Logged into Stackoverflow using scrapy and pyquery but could not do further scraping

76 Views Asked by At

I am currently learning web scraping using scrapy and trying/learning various methods to login into stackoverflow and then extract some questions for practice web scraping. I have successfully logged into stackoverflow using scrapy and pyquery using following code:

import scrapy
import requests
import getpass
from pyquery import PyQuery
from scrapy import FormRequest
from scrapy.utils.response import open_in_browser


class QuoteSpider(scrapy.Spider):
    name = 'stackoverflow'
    start_urls = ['https://stackoverflow.com/users/login']
    
    # def login_page(self):
    # Fetch the fkey
    login_page = requests.get(start_urls[0]).text
    pq = PyQuery(login_page)
    fkey = pq('input[name="fkey"]').val()

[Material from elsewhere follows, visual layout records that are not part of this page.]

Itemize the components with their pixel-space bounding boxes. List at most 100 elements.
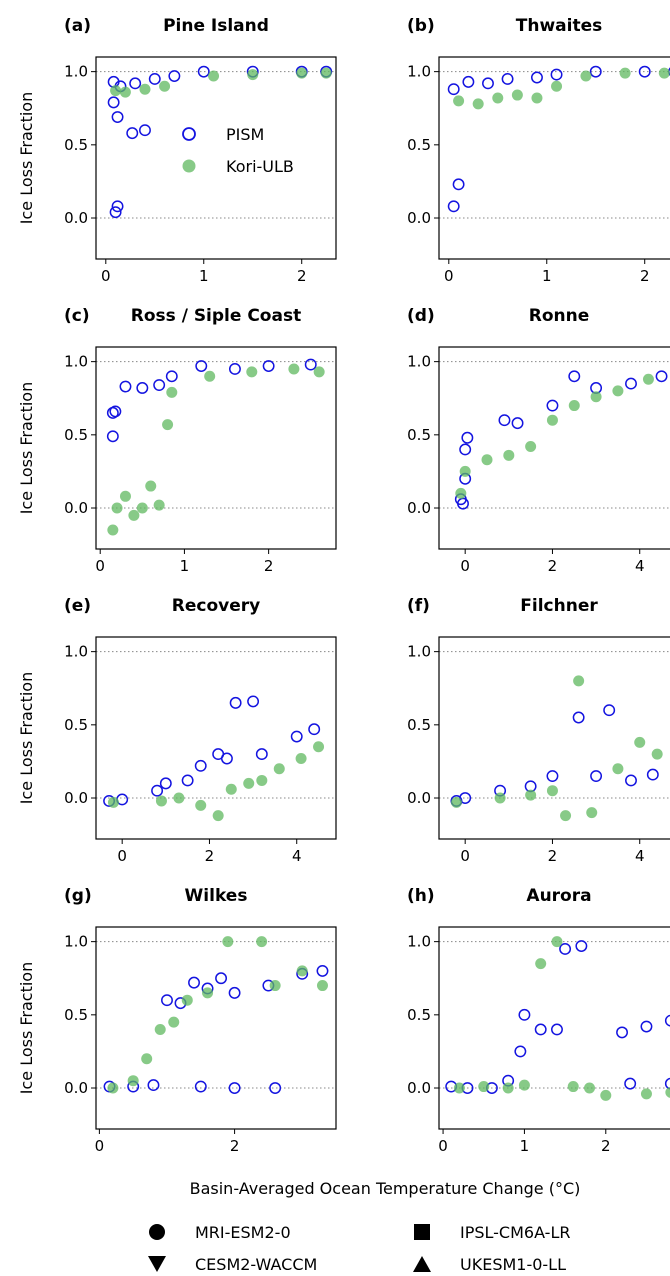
kori-point xyxy=(202,987,214,999)
kori-point xyxy=(107,524,119,536)
y-tick-label: 1.0 xyxy=(407,933,431,951)
pism-point xyxy=(624,1077,637,1090)
kori-point xyxy=(141,1053,153,1065)
pism-point xyxy=(304,358,317,371)
kori-point xyxy=(665,1086,670,1098)
plot-area xyxy=(96,358,336,536)
pism-point xyxy=(603,704,616,717)
pism-point xyxy=(109,405,122,418)
legend-ipsl-label: IPSL-CM6A-LR xyxy=(460,1223,570,1242)
kori-point xyxy=(640,1088,652,1100)
pism-point xyxy=(559,943,572,955)
pism-point xyxy=(195,360,208,372)
x-tick-label: 0 xyxy=(95,1137,105,1155)
panel-d: 0.0 0.5 1.0 0 2 4 (d) Ronne xyxy=(407,306,670,575)
kori-point xyxy=(535,958,547,970)
kori-point xyxy=(590,391,602,403)
model-legend: PISM Kori-ULB xyxy=(182,125,294,176)
pism-point xyxy=(168,70,181,82)
x-tick-label: 0 xyxy=(95,557,105,575)
pism-point xyxy=(461,431,474,444)
pism-point xyxy=(655,370,668,383)
kori-point xyxy=(455,487,467,499)
kori-point xyxy=(478,1081,490,1093)
kori-point xyxy=(110,85,122,97)
panel-title: Wilkes xyxy=(185,886,248,906)
y-tick-label: 0.0 xyxy=(407,789,431,807)
panel-label: (h) xyxy=(407,886,435,906)
legend-cesm-marker xyxy=(148,1256,166,1272)
kori-point xyxy=(173,792,185,804)
panel-f: 0.0 0.5 1.0 0 2 4 (f) Filchner xyxy=(407,596,670,865)
x-tick-label: 2 xyxy=(230,1137,240,1155)
y-tick-label: 1.0 xyxy=(64,63,88,81)
plot-area xyxy=(439,361,670,510)
x-tick-label: 2 xyxy=(640,267,650,285)
y-tick-label: 0.0 xyxy=(64,789,88,807)
pism-point xyxy=(625,377,637,390)
panel-a: 0.0 0.5 1.0 0 1 2 (a) Pine Island Ice Loss Fract… xyxy=(17,16,337,285)
pism-point xyxy=(197,65,210,78)
plot-area xyxy=(439,936,670,1101)
pism-point xyxy=(111,111,124,123)
y-tick-label: 1.0 xyxy=(407,643,431,661)
y-tick-label: 0.0 xyxy=(64,499,88,517)
kori-point xyxy=(634,736,646,748)
legend-ukesm-marker xyxy=(413,1256,431,1272)
pism-point xyxy=(262,360,275,372)
pism-point xyxy=(188,976,200,989)
kori-point xyxy=(166,386,178,398)
x-tick-label: 0 xyxy=(460,847,470,865)
y-tick-label: 0.5 xyxy=(64,426,88,444)
x-tick-label: 1 xyxy=(180,557,190,575)
pism-point xyxy=(511,417,524,430)
pism-point xyxy=(136,382,149,394)
axes-frame xyxy=(95,56,337,260)
kori-point xyxy=(642,373,654,385)
kori-point xyxy=(107,1082,119,1094)
kori-point xyxy=(492,92,504,104)
x-tick-label: 2 xyxy=(548,557,558,575)
kori-point xyxy=(247,69,259,81)
legend-mri-label: MRI-ESM2-0 xyxy=(195,1223,291,1242)
pism-point xyxy=(139,124,151,137)
legend-mri-marker xyxy=(149,1224,165,1240)
pism-point xyxy=(308,723,321,736)
axes-frame xyxy=(438,56,670,260)
y-axis-label: Ice Loss Fraction xyxy=(17,92,36,225)
kori-point xyxy=(136,502,148,514)
axes-frame xyxy=(95,636,337,840)
kori-point xyxy=(222,936,234,948)
x-tick-label: 2 xyxy=(297,267,307,285)
kori-point xyxy=(600,1089,612,1101)
panel-label: (d) xyxy=(407,306,435,326)
legend-cesm-label: CESM2-WACCM xyxy=(195,1255,317,1274)
axes-frame xyxy=(95,926,337,1130)
axes-frame xyxy=(438,346,670,550)
kori-point xyxy=(612,385,624,397)
kori-point xyxy=(256,774,268,786)
pism-point xyxy=(220,752,233,765)
y-tick-label: 0.5 xyxy=(64,716,88,734)
plot-area xyxy=(96,936,336,1094)
kori-point xyxy=(619,67,631,79)
y-tick-label: 0.5 xyxy=(407,136,431,154)
y-tick-label: 0.5 xyxy=(407,1006,431,1024)
plot-area xyxy=(96,651,336,822)
pism-point xyxy=(126,127,139,140)
pism-point xyxy=(625,774,637,787)
kori-point xyxy=(107,796,119,808)
plot-area xyxy=(96,65,336,219)
pism-point xyxy=(590,770,603,783)
kori-point xyxy=(580,70,592,82)
x-tick-label: 0 xyxy=(444,267,454,285)
pism-point xyxy=(151,784,164,797)
y-tick-label: 0.0 xyxy=(64,1079,88,1097)
x-tick-label: 4 xyxy=(292,847,302,865)
kori-point xyxy=(573,675,585,687)
panel-label: (b) xyxy=(407,16,435,36)
pism-point xyxy=(646,768,659,781)
panel-label: (f) xyxy=(407,596,430,616)
kori-point xyxy=(181,994,193,1006)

    # Prompt for email and password
    email = input("Email: ")
    password = getpass.getpass()

    # Login
    response = requests.post(
        start_urls[0],
        data = {
            'email': email,
            'password': password,
            'fkey': fkey
        })
    print(response)

    def parse(self, response):
        open_in_browser(response)
        
    def get_questions_link(self):
        pass

But in response, it is only giving me success status code i.e. 200 using following command to run:

scrapy crawl stackoverflow -L WARN
Email: [email protected]
Password: 
<Response [200]>

So, how can I get the response of whole html page data, so that I could scrape some more questions/data. The parse function is also working but it is only opening stackoverflow login page.

1

There are 1 best solutions below

0
On

It looks like you're using the Requests library for the final POST request that you're making. The response that comes back from requests.post() will make the body of the response available in a number of ways. See: https://requests.readthedocs.io/en/master/user/quickstart/#response-content. You should check the response code for a 2XX value via response.status_code. A shortcut for that is to just check response.ok. Once you do that, you can get the response body as text:

response.text

which is what you'll want if you're expecting a web page (HTML) to come back.

If you get back JSON, you can get the resulting data structure expanded from that JSON, via:

response.json

If you're not sure what to expect will come back, check the Content-Type header value.